China knocks on door of reserve currency club



The internationalisation of China’s renminbi faces its stiffest test yet as the International Monetary Fund debates whether to endorse the “redback” as a reserve currency alongside the dollar, euro, yen and sterling.

Becoming a constituent in the IMF’s Special Drawing Rights basket would be a big step forward for the currency, which remains tightly controlled by Beijing.

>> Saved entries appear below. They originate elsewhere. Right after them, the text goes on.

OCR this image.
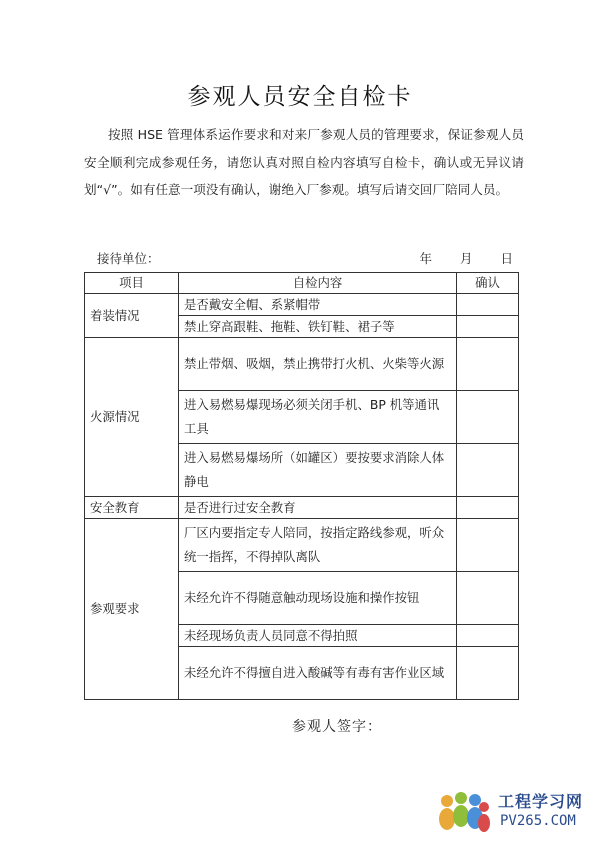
参观人员安全自检卡
按照 HSE 管理体系运作要求和对来厂参观人员的管理要求，保证参观人员安全顺利完成参观任务，请您认真对照自检内容填写自检卡，确认或无异议请划“√”。如有任意一项没有确认，谢绝入厂参观。填写后请交回厂陪同人员。
接待单位：	年 月 日
项目	自检内容	确认
着装情况	是否戴安全帽、系紧帽带	
	禁止穿高跟鞋、拖鞋、铁钉鞋、裙子等	
火源情况	禁止带烟、吸烟，禁止携带打火机、火柴等火源	
	进入易燃易爆现场必须关闭手机、BP 机等通讯工具	
	进入易燃易爆场所（如罐区）要按要求消除人体静电	
安全教育	是否进行过安全教育	
参观要求	厂区内要指定专人陪同，按指定路线参观，听众统一指挥，不得掉队离队	
	未经允许不得随意触动现场设施和操作按钮	
	未经现场负责人员同意不得拍照	
	未经允许不得擅自进入酸碱等有毒有害作业区域	
参观人签字：
工程学习网
PV265.COM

Economist Louis Gave of GaveKal Dragonomics likens the move to Japan’s currency liberalisation in the 1980s and the subsequent run-up in yen assets.

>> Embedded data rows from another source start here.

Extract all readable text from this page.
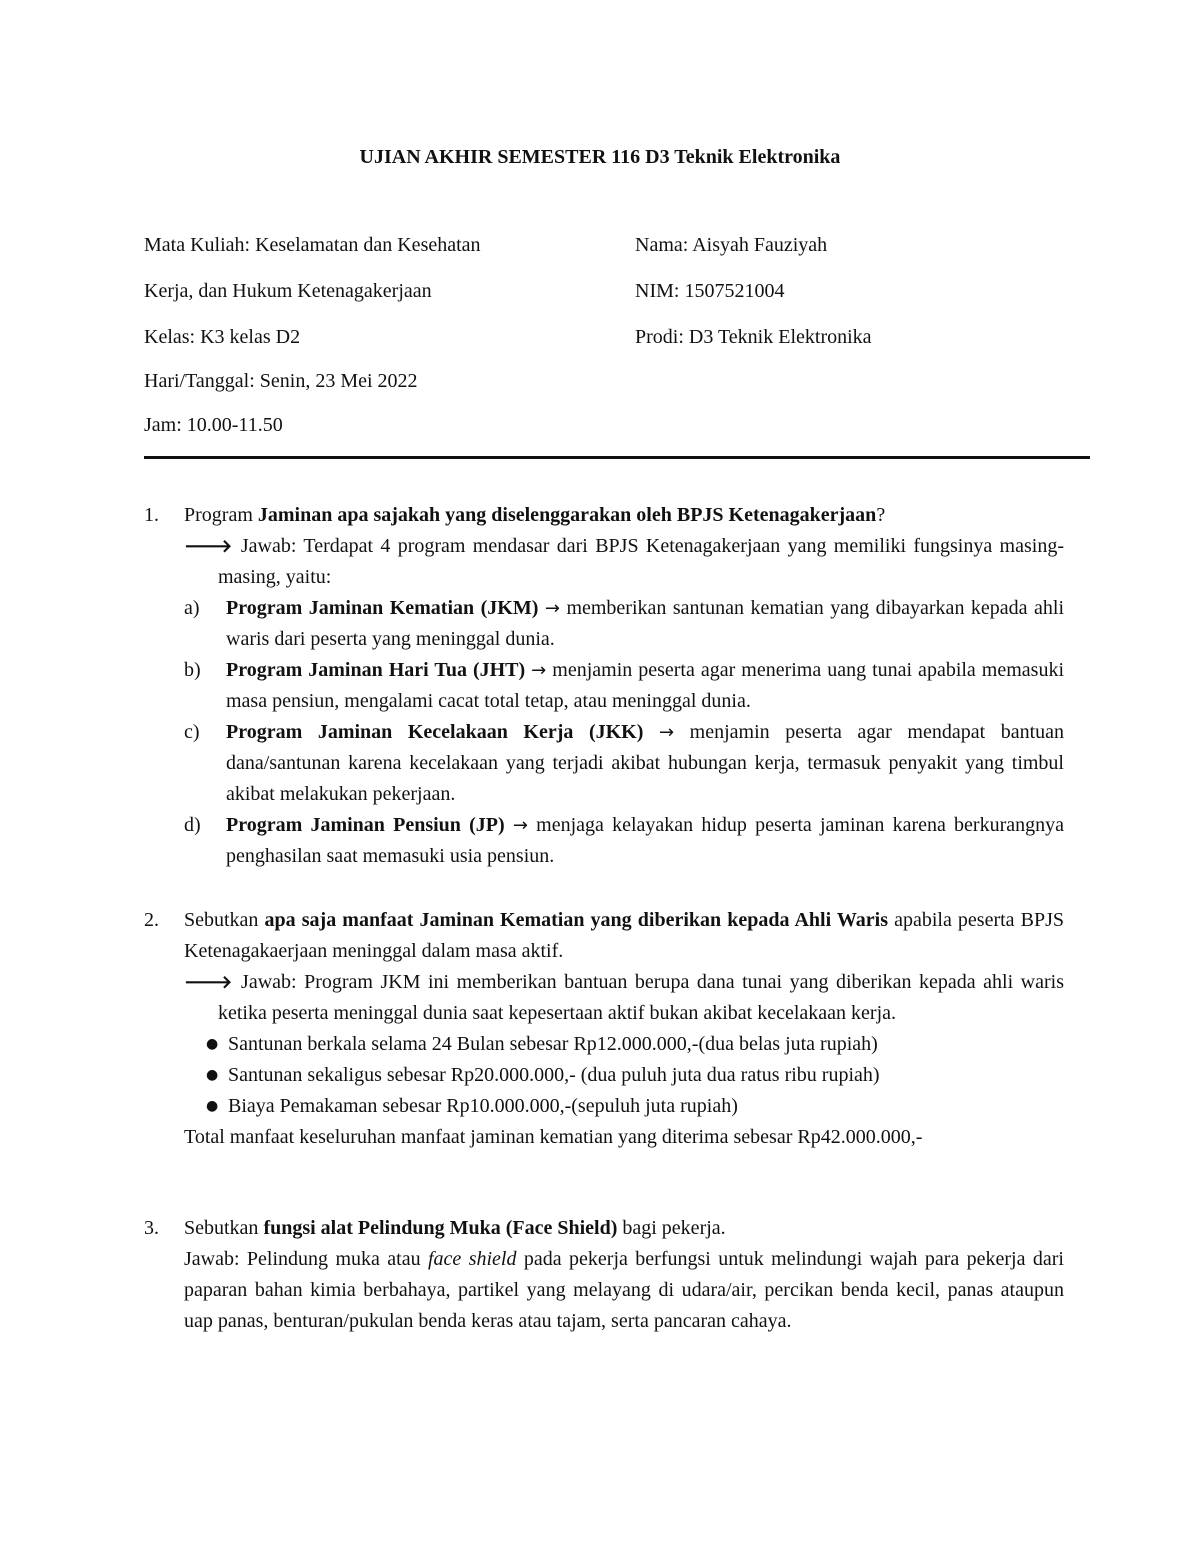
UJIAN AKHIR SEMESTER 116 D3 Teknik Elektronika
Mata Kuliah: Keselamatan dan Kesehatan
Kerja, dan Hukum Ketenagakerjaan
Kelas: K3 kelas D2
Hari/Tanggal: Senin, 23 Mei 2022
Jam: 10.00-11.50
Nama: Aisyah Fauziyah
NIM: 1507521004
Prodi: D3 Teknik Elektronika
1.	Program Jaminan apa sajakah yang diselenggarakan oleh BPJS Ketenagakerjaan?
🡒 Jawab: Terdapat 4 program mendasar dari BPJS Ketenagakerjaan yang memiliki fungsinya masing-masing, yaitu:
a) Program Jaminan Kematian (JKM) → memberikan santunan kematian yang dibayarkan kepada ahli waris dari peserta yang meninggal dunia.
b) Program Jaminan Hari Tua (JHT) → menjamin peserta agar menerima uang tunai apabila memasuki masa pensiun, mengalami cacat total tetap, atau meninggal dunia.
c) Program Jaminan Kecelakaan Kerja (JKK) → menjamin peserta agar mendapat bantuan dana/santunan karena kecelakaan yang terjadi akibat hubungan kerja, termasuk penyakit yang timbul akibat melakukan pekerjaan.
d) Program Jaminan Pensiun (JP) → menjaga kelayakan hidup peserta jaminan karena berkurangnya penghasilan saat memasuki usia pensiun.
2.	Sebutkan apa saja manfaat Jaminan Kematian yang diberikan kepada Ahli Waris apabila peserta BPJS Ketenagakaerjaan meninggal dalam masa aktif.
🡒 Jawab: Program JKM ini memberikan bantuan berupa dana tunai yang diberikan kepada ahli waris ketika peserta meninggal dunia saat kepesertaan aktif bukan akibat kecelakaan kerja.
● Santunan berkala selama 24 Bulan sebesar Rp12.000.000,-(dua belas juta rupiah)
● Santunan sekaligus sebesar Rp20.000.000,- (dua puluh juta dua ratus ribu rupiah)
● Biaya Pemakaman sebesar Rp10.000.000,-(sepuluh juta rupiah)
Total manfaat keseluruhan manfaat jaminan kematian yang diterima sebesar Rp42.000.000,-
3.	Sebutkan fungsi alat Pelindung Muka (Face Shield) bagi pekerja.
Jawab: Pelindung muka atau face shield pada pekerja berfungsi untuk melindungi wajah para pekerja dari paparan bahan kimia berbahaya, partikel yang melayang di udara/air, percikan benda kecil, panas ataupun uap panas, benturan/pukulan benda keras atau tajam, serta pancaran cahaya.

“Very quickly, global equity and bond investors were chasing their own tails, pushing up the value of the yen together with Japanese equity and bond valuations to regular new highs.” (From which, of course, they subsequently retreated as the bubble imploded.)

However, the rewards for Beijing would be more than simply financial: acquiring SDR rights would be a powerful boost to its geopolitical ambitions.

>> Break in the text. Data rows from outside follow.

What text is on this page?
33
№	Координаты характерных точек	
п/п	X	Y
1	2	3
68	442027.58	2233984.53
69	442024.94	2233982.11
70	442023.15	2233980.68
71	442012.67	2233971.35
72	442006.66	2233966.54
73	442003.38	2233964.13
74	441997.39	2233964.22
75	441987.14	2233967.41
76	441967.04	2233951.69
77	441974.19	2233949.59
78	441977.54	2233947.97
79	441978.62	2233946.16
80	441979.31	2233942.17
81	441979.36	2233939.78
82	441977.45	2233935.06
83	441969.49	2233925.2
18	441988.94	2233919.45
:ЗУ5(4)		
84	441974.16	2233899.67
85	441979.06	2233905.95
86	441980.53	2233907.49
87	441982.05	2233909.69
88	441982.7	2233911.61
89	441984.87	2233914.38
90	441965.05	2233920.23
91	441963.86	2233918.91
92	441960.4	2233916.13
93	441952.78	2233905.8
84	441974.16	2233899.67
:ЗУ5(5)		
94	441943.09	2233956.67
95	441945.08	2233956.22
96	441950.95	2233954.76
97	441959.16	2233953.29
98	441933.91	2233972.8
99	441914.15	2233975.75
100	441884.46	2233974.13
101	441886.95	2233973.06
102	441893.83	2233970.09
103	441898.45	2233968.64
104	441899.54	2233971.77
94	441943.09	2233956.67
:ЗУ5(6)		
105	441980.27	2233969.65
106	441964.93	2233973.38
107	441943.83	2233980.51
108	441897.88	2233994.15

“For China, SDR basket inclusion is symbolic to global recognition of its rise in status,” Paul Mackel, head of Asia forex research at HSBC, wrote in a recent report. “The very stringent requirements for currency inclusion in the SDR serve as a quality assurance to global users that the currency in question is indeed very liquid and stable as a store of value.”

That will feed into the IMF’s deliberations. “The crux of the matter is that this is ultimately going to be decided on political rather than economic merits,” says Eswar Prasad, economics professor at Cornell University and former China country director for the IMF.

China’s bid for more influence in the international monetary system began at the peak of the global financial crisis in March 2009, when central bank governor Zhou Xiaochuan published a paper in English titled “Reform the international monetary system”.

Mr Zhou argued that the global financial crisis had exposed the vulnerabilities of over-reliance on the dollar, and proposed beefing up the SDR so it could serve as “an international reserve currency that is disconnected from individual nations”.

In March this year Chinese Premier Li Keqiang told IMF managing director Christine Lagarde that China intended to accelerate reforms needed to meet the criteria for SDR inclusion.